Indonesia is a maritime country with abundant marine resources. One of them is algae which spread almost all over Indonesian waters including in sea area of Luk, Sumbawa. The type of potential algae that has the greatest number of primary and secondary metabolite coumpounds is the red algae. This research aims to discover antibacterial activity of rough extract of red algae from Luk beach. The study included the identification of red algae based on morphological characteristics, followed by extracting red algae using maceration method with aquadest solvent previously performed in three sample preparations ie drying (27 °C), heating (70-80 °C) and cooling (-10 °C), each tested with concentration 20, 40, 60, 80 and 100% were then tested in vitro against Salmonella thypi and Staphylococcus aureus.
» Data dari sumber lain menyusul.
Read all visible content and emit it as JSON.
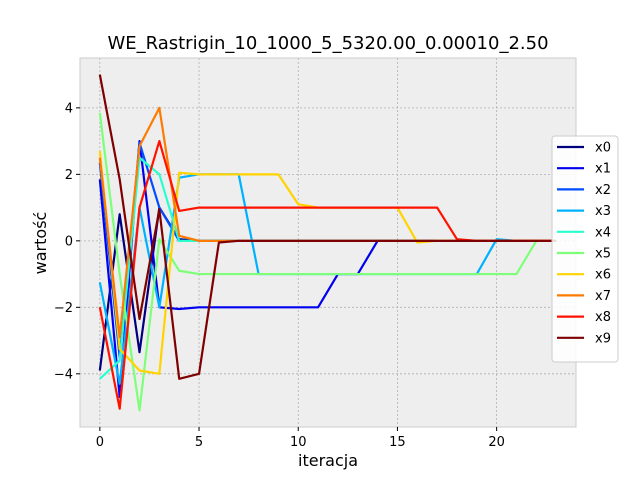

The results of the identification of three species of red algae obtained from Luk beach were Gracilaria salicornia, Galaxaura sp, and Halymenia sp. Antibacterial test of rhodophyta showed different inhibitory zones in each species against both pathogenic bacteria. Each rough extract of red algae has different optimum extract preparation method. The largest inhibitory zone of Gracilaria salicornia extract to S. thypi on drying method with 100% concentration and to S. aureus on cooling method with 60% concentration; extract of Galaxaura sp to S. thypi on cooling method (100%), to S. aureus on drying method (80%); extract of Halymenia sp to S. thypi on heating method (40%), to S. aureus on heating method (80%).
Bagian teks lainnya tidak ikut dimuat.